Après une longue traversée, l’Argo atteint enfin la Colchide. Jason se rend avec quelques compagnons au palais d’Éétès et demande au roi de lui remettre la Toison d’or. Éétès les reçoit selon les lois de l’hospitalité, mais il veut en réalité se débarrasser de ces héros venus d’ailleurs. Il ordonne donc à Jason de dompter des taureaux aux sabots de bronze qui soufflent le feu, de labourer le champ d’Arès, puis d’y semer les dents d’un dragon et de vaincre les guerriers qui naîtront de la terre. Dans le palais, Médée observe la scène de loin. Elle est la fille d’Éétès et la prêtresse d’Hécate, instruite dans les herbes, les incantations et les rites de la nuit. Héra et Athéna savent que Jason ne survivra pas sans son aide ; elles demandent donc à Aphrodite d’envoyer Éros. La flèche du dieu frappe Médée sans bruit, et plus elle tente de détourner les yeux de l’étranger, plus elle redoute la mort qui l’attend. Cette nuit-là, Médée ne trouve pas le sommeil. Elle pense à un onguent caché, capable de protéger quelque temps un homme contre le feu et le fer. Si Jason en enduit son corps et ses armes, il pourra peut-être maîtriser les taureaux et résister aux guerriers nés des dents du dragon. Mais le lui donner, c’est aider un ennemi contre son propre père, et Médée se déchire entre la fidélité, la peur, la pitié et l’amour soudain qui s’est emparé d’elle. Héra continue de pousser les événements. La sœur de Médée vient lui demander secours pour les héros grecs qui ont sauvé ses fils, et cette demande donne à Médée une raison qu’elle peut avouer. Elle accepte finalement de rencontrer Jason près du sanctuaire d’Hécate. Là, elle lui remet le coffret d’onguent et lui explique comment l’utiliser : offrir d’abord un sacrifice, oindre son corps et ses armes, soumettre les taureaux, puis lancer une grande pierre parmi les guerriers nés de la terre afin qu’ils se retournent les uns contre les autres. Jason comprend le danger que Médée affronte pour lui et jure que, s’il quitte vivant la Colchide, il l’emmènera en Grèce et fera d’elle son épouse. Lorsque Médée rentre au palais, elle s’est déjà placée entre son père et l’étranger. L’épreuve du lendemain n’a pas encore commencé, et la Toison d’or pend toujours dans le bois sacré, mais le changement décisif a eu lieu : dans la maison d’Éétès, celle qui connaît la magie la plus puissante s’est rangée du côté de Jason.

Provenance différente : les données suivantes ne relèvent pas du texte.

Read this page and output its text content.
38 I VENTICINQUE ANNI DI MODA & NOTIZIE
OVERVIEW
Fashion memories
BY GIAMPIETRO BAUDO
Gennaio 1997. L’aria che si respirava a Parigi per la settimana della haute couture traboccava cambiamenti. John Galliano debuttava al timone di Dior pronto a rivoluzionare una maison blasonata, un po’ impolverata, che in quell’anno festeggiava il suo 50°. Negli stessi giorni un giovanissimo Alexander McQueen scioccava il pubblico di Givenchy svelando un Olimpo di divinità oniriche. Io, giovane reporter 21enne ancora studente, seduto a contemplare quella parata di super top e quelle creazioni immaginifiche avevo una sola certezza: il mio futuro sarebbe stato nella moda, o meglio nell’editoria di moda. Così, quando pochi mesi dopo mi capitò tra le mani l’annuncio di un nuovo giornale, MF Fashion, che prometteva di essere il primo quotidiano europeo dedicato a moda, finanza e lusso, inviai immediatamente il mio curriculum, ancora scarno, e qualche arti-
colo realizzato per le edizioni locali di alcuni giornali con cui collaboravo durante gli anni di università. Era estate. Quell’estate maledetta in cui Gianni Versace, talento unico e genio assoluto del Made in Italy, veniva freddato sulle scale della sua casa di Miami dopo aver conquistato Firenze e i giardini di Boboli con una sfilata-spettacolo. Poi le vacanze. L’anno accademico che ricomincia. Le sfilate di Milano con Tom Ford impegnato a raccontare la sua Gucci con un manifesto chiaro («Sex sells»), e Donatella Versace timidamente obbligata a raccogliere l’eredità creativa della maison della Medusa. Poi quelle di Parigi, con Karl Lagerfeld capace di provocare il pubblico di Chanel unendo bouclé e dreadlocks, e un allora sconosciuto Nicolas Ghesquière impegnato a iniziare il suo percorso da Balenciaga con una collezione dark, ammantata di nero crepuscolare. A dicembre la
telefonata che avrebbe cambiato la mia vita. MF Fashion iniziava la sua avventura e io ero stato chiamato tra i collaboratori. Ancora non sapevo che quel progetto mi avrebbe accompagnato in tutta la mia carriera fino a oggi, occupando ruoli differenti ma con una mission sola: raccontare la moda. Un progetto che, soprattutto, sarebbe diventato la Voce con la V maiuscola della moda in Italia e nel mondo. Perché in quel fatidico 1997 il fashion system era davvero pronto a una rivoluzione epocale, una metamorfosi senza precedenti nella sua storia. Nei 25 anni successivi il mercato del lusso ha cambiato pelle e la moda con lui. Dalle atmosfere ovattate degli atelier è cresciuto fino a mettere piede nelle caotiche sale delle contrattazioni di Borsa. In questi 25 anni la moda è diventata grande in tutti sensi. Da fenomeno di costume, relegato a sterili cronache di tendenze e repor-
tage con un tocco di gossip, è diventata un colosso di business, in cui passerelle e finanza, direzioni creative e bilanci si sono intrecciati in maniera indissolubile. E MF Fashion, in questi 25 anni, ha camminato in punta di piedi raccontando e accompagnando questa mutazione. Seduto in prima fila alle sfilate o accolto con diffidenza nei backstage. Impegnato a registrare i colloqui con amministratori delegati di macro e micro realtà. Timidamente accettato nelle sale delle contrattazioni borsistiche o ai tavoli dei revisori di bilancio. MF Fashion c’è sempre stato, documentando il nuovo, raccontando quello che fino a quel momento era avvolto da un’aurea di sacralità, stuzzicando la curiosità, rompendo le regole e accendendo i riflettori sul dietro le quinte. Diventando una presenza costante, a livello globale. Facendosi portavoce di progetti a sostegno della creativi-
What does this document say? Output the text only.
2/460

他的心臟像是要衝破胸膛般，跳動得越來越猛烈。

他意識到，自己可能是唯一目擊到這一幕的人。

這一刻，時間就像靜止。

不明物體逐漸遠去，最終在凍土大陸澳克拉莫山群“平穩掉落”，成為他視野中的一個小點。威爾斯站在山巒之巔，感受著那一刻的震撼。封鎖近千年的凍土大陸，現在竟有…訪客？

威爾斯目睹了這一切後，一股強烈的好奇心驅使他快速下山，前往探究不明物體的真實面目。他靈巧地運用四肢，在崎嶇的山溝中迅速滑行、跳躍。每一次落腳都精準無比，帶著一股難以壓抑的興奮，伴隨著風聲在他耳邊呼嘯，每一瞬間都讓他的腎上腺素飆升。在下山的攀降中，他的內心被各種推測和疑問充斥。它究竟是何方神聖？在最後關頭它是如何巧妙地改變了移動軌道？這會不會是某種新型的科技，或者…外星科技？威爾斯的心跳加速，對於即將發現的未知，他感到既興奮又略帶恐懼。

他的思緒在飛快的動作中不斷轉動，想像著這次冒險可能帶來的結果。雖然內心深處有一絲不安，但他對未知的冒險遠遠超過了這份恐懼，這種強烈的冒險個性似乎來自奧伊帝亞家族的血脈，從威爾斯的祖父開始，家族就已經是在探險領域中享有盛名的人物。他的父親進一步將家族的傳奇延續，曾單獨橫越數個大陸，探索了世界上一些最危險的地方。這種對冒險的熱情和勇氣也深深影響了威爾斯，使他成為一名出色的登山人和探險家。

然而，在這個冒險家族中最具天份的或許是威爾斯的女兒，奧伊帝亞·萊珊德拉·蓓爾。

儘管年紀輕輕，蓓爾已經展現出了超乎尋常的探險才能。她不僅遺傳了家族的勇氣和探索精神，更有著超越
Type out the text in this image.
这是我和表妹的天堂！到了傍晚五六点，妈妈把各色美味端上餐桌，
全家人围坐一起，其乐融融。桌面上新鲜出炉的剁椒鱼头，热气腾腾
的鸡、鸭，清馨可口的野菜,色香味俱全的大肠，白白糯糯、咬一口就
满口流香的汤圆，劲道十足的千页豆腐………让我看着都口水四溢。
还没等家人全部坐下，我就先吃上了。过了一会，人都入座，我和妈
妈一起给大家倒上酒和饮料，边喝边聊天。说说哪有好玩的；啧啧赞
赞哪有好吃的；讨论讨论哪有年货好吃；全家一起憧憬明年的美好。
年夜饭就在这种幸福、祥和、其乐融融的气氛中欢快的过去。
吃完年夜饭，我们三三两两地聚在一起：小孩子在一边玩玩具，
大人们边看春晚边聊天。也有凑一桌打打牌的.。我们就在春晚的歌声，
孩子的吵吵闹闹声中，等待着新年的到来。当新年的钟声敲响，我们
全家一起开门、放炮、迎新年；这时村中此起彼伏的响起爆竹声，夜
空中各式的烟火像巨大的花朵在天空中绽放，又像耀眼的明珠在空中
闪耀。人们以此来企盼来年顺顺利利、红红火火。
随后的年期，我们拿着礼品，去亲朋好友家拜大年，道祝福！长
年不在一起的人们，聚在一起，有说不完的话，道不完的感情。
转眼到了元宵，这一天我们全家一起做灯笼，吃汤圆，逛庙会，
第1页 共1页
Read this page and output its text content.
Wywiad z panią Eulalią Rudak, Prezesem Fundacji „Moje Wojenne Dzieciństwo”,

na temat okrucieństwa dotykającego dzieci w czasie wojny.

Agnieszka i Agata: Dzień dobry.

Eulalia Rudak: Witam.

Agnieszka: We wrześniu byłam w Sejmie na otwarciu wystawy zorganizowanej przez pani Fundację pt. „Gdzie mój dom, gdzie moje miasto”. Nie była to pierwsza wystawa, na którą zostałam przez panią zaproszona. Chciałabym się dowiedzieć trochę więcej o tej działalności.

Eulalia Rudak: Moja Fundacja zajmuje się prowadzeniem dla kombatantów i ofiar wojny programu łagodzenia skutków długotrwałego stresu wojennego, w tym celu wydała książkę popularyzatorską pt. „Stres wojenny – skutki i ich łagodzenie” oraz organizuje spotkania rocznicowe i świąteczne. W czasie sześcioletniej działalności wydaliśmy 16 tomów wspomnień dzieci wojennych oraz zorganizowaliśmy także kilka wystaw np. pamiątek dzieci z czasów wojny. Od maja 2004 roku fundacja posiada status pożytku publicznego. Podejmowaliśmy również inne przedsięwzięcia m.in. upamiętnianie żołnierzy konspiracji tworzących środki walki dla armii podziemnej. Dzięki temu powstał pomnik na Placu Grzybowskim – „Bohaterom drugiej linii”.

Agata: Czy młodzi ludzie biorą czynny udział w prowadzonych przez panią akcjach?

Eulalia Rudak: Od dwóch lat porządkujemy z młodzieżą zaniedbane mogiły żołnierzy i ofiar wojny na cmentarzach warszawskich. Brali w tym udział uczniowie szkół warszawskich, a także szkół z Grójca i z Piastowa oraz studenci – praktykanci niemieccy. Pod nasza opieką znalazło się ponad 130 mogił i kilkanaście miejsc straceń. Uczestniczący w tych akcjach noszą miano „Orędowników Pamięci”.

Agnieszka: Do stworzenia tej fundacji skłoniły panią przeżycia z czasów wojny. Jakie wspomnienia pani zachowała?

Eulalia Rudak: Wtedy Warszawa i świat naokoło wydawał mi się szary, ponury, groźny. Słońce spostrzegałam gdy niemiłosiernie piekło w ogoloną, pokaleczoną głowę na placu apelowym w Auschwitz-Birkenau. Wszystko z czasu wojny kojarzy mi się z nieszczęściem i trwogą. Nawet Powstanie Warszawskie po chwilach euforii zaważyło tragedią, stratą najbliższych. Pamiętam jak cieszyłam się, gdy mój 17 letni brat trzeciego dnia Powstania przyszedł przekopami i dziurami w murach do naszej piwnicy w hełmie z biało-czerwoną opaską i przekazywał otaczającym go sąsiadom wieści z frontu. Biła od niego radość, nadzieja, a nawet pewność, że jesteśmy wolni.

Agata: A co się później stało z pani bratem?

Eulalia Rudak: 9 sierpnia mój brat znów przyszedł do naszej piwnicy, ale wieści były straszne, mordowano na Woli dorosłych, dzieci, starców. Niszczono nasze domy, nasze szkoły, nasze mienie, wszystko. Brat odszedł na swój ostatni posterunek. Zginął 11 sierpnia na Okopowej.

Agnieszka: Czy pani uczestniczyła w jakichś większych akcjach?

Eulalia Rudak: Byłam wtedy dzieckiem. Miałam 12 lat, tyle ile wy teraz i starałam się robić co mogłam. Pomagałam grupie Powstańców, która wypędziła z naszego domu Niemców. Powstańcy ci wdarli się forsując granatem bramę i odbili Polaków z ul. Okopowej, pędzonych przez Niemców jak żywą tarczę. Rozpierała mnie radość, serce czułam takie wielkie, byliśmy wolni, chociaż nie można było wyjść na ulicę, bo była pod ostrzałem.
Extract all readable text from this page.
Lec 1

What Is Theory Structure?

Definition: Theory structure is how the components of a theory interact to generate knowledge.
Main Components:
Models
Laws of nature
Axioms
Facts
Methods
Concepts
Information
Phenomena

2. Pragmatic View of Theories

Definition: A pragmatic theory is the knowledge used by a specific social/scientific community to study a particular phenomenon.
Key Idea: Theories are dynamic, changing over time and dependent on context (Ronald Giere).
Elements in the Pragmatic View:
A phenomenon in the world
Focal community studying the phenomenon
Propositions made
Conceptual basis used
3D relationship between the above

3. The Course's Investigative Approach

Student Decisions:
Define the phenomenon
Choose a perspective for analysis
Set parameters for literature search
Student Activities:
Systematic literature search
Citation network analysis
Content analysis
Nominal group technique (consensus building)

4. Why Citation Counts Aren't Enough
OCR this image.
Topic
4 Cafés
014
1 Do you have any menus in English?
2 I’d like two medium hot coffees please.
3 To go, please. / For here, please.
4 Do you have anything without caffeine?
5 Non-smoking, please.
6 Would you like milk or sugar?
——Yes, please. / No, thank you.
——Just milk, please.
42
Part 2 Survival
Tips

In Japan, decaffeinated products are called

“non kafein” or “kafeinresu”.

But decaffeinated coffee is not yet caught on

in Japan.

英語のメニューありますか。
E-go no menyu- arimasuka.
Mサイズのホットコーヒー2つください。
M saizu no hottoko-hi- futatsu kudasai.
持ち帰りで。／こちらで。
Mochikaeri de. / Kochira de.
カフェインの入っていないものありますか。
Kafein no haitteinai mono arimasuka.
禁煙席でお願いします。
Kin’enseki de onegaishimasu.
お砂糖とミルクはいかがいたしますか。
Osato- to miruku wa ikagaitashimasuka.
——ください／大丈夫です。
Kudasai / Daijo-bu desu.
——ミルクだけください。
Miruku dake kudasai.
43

Depuis longtemps déjà, l’Argo errait sur la mer. Ses rames fendaient sans relâche les crêtes des vagues, et ses bordages luisaient, polis par l’eau salée. Les héros avaient dépassé bien des rivages inconnus lorsqu’ils aperçurent enfin l’embouchure du Phase. Le fleuve descendait de l’intérieur des terres, chargé de limon et d’odeurs d’herbes humides ; sur ses bords s’épaississaient les arbres, et plus loin se devinaient des murailles et les toits d’un palais.
C’était la Colchide, le pays où l’on gardait la Toison d’or. Debout à la proue, Jason regardait la rive et savait qu’il venait d’atteindre l’épreuve la plus redoutable de son voyage. La Toison n’était pas un trésor que l’on pût emporter d’un simple geste. Elle appartenait à Éétès, roi de Colchide, et pendait à un chêne, dans un bois sacré ; auprès d’elle veillait un dragon immense, qui ne dormait jamais.
Les Argonautes cachèrent leur navire dans un lieu retiré et délibérèrent. Les uns voulaient saisir aussitôt leurs armes et, de nuit, pénétrer dans le bois ; d’autres jugeaient cette terre étrangère trop dangereuse pour s’y aventurer à la légère. À la fin, Jason décida d’aller d’abord trouver le roi en hôte et en suppliant. Il revêtit ses beaux vêtements, prit avec lui quelques compagnons et remonta la rive vers le palais.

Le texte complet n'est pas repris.